I leaned back against the sink, staring at him, hypnotized by his deep voice. “She’s probably scared,” I heard myself saying, sucked into the world of his story.

He angled his head. “Oh, she’s terrified,” he agreed.

I narrowed my gaze at him sitting so calmly at the table. Why was he looking at me so pointedly? Was he saying I was that girl in his story? I bristled, not liking the implication that I was terrified. Or of the analogy of me as a recently comatose girl.

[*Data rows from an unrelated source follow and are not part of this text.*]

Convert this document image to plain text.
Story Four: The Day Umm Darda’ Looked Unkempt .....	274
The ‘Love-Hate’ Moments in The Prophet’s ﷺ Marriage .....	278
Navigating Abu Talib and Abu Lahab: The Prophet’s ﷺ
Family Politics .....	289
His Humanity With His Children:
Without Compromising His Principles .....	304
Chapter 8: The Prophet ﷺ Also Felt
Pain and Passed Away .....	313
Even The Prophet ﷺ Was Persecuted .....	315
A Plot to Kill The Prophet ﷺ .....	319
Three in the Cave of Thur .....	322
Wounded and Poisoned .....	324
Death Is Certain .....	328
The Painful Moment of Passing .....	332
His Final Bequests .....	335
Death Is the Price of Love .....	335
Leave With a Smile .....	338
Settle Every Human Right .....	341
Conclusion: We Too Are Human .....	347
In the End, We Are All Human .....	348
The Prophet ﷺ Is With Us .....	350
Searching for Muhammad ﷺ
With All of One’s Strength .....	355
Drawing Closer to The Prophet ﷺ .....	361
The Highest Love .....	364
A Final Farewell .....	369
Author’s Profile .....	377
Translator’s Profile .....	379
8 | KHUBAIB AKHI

“Sounds interesting. How does it end?”

“I haven’t gotten that far yet.”

My fingers tapped agitatedly against the edge of the counter. “Hmm. You’ll have to let me know.”

“I’ll do that.”

I glanced at the clock above the microwave. “It’s late.” I walked across the loft and plucked the throw and pillow off my bed.

“You sure you don’t mind me staying here again?” He moved to the futon.

I shook my head, smiling tightly. “It’s like having a roommate again.” God. Had I just compared him to one of my former female roommates?

As his hand reached behind his neck and grabbed the back of his shirt, pulling it over his head in one move, I swallowed a squeak and hurried from the kitchen to my bed. Yeah. There was no mistaking him for Em or Pepper.

Pulling back the covers on my bed, I couldn’t stop my gaze from straying to him again as he slid his jeans down his narrow hips, leaving him in snug boxer briefs, his male glory on display. He was a feast for the eyes. My hand dove for my lamp, twisting the knob and plunging us into darkness. I exhaled in relief. Out of sight if not out of mind.